If you’re in need of something to distract—and also educate—your kids, the museum has put together a video history of the automobile that runs 36 minutes.

Pinpointing the start of the history of the automobile is a challenge, as there were many false starts. Lecturers note one of them—Nicholas-Joseph Cugnot’s steam-powered artillery tractor of 1769.

But the first true car is generally considered to be the 1886 Benz Patent Motorwagen, built by Karl Benz.

With its three-wheel configuration and tiller steering, the Benz doesn’t seem to have much in common with a modern car. But it was the first vehicle to combine many key features, including a four-stroke internal-combustion engine, carburetion, spark plugs, and a radiator.

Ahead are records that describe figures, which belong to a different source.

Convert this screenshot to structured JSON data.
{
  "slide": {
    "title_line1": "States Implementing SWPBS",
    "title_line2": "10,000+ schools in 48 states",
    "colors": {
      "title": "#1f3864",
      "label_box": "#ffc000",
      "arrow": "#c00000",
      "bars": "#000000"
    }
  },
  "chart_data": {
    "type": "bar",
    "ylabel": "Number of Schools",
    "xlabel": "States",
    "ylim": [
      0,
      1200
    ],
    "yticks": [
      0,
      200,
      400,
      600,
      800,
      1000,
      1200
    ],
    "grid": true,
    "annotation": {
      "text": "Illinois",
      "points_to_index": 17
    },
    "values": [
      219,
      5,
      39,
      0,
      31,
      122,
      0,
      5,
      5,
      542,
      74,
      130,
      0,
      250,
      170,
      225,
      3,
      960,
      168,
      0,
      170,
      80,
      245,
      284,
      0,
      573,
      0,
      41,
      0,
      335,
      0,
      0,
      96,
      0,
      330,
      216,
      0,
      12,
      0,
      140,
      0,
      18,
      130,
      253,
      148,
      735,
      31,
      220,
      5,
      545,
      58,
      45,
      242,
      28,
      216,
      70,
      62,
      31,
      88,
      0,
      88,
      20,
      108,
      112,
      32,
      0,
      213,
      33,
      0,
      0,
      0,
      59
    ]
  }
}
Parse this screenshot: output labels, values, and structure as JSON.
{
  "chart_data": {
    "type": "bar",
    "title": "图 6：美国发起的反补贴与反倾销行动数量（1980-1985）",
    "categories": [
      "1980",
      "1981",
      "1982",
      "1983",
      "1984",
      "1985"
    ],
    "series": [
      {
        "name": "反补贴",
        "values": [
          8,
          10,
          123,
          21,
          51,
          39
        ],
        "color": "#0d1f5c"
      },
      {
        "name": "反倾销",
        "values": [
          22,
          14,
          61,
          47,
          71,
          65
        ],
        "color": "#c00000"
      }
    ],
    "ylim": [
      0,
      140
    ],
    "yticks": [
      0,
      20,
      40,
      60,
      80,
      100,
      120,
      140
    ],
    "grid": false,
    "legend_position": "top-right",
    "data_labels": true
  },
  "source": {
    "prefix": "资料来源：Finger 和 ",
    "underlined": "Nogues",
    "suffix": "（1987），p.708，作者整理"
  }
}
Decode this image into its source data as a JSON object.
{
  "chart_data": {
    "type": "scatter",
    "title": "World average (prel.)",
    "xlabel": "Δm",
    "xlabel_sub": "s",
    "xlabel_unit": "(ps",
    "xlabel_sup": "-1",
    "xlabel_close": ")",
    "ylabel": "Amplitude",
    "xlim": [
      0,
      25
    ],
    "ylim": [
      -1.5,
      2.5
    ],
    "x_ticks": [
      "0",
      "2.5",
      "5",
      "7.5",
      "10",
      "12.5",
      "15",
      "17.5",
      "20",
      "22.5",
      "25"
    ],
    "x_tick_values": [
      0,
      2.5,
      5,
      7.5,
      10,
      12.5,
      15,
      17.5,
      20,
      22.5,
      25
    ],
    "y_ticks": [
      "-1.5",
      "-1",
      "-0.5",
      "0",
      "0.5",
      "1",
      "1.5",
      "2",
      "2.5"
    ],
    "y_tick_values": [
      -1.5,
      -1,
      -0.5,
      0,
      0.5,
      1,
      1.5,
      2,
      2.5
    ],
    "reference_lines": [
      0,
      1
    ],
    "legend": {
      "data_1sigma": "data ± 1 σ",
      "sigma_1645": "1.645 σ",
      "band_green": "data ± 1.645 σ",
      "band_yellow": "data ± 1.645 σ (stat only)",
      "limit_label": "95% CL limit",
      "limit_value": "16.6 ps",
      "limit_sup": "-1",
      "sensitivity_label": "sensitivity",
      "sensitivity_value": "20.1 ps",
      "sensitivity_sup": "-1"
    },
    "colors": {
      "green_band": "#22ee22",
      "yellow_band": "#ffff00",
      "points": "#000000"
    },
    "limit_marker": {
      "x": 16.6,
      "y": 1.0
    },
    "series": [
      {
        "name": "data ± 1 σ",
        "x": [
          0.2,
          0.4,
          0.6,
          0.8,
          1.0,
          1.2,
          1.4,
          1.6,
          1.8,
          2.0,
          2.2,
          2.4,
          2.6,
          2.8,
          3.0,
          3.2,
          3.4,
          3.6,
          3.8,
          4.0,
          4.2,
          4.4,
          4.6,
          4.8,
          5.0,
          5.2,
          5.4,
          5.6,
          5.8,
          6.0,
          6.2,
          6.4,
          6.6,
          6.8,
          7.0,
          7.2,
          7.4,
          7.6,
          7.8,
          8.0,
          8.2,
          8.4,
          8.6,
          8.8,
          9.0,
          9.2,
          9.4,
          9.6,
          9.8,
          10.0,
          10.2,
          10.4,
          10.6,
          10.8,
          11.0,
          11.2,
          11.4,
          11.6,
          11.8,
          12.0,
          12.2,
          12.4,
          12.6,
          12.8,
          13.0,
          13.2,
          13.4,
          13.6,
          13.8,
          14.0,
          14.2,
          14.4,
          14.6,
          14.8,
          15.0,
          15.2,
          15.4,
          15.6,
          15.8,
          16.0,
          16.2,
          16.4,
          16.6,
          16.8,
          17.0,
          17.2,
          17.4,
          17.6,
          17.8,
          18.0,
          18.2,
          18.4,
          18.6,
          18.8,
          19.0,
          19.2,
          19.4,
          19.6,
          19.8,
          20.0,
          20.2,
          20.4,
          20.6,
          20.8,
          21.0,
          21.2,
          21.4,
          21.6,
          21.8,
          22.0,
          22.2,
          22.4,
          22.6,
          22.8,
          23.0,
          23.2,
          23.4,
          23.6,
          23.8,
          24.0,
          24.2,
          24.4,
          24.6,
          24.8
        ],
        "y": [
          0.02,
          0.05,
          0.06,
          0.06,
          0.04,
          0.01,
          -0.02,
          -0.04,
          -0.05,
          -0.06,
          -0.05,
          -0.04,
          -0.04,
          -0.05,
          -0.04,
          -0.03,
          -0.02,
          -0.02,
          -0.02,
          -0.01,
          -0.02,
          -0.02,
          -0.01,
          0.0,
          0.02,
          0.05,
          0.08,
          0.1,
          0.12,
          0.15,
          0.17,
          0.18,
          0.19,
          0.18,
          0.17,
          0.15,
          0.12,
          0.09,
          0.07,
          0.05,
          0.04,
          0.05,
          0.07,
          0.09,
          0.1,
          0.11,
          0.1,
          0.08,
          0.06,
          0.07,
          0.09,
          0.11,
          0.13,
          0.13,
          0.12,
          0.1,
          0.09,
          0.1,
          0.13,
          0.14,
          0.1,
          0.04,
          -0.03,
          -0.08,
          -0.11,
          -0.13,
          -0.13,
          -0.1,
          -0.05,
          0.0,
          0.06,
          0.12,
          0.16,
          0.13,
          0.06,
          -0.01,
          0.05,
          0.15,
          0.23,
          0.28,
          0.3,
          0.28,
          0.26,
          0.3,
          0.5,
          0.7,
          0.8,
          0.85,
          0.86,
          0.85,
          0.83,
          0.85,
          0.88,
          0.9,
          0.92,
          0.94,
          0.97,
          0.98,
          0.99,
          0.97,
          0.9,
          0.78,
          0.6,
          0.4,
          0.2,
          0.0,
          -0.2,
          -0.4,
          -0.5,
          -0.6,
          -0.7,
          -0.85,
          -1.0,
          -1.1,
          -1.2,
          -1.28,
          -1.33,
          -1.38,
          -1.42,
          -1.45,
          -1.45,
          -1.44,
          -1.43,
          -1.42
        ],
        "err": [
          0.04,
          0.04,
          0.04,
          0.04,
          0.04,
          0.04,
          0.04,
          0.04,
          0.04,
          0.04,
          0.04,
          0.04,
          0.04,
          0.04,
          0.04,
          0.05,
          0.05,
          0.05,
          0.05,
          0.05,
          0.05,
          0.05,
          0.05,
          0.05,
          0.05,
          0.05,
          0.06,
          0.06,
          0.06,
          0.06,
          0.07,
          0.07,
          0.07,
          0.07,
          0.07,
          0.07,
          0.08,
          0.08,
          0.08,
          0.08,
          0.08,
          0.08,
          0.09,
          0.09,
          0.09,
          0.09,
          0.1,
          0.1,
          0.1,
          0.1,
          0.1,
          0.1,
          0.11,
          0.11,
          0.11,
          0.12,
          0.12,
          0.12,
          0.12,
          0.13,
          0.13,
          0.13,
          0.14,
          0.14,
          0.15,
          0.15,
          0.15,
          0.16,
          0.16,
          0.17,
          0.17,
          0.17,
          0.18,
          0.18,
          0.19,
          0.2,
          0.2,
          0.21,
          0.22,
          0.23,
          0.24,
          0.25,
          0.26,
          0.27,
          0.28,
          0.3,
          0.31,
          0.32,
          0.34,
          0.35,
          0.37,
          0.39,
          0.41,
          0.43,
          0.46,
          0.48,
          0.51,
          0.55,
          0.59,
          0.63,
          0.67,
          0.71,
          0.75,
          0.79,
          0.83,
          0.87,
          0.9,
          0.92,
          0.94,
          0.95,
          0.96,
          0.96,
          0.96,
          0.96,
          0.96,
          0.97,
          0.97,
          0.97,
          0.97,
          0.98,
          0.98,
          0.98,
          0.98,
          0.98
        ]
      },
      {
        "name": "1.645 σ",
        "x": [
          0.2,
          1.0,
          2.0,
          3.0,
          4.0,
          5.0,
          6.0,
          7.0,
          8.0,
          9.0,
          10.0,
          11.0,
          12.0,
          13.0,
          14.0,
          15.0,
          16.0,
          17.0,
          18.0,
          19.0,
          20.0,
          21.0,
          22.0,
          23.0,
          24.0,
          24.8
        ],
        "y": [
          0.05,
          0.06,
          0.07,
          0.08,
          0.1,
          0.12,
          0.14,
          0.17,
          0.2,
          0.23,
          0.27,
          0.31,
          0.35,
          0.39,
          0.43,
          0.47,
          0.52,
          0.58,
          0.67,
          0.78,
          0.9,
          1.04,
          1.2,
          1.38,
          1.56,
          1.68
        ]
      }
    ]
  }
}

The Benz was also arguably the first practical car, as Karl’s wife Bertha demonstrated in 1888 by driving the vehicle 65 miles from Mannheim to Pforzheim, Germany, the first trip of its kind in an automobile.

From there, this automotive history lesson covers over a century of technological development by highlighting about 40 cars—from the Ford Model T to the Volkswagen Microbus.

The full video is worth a look. While its exhibit galleries are closed to the public until March 31, the Petersen Automotive Museum is also offering virtual tours of its secret vault for a $3 fee. It’s an opportunity to see rare cars normally stashed away from public view, and to support the museum during this trying time.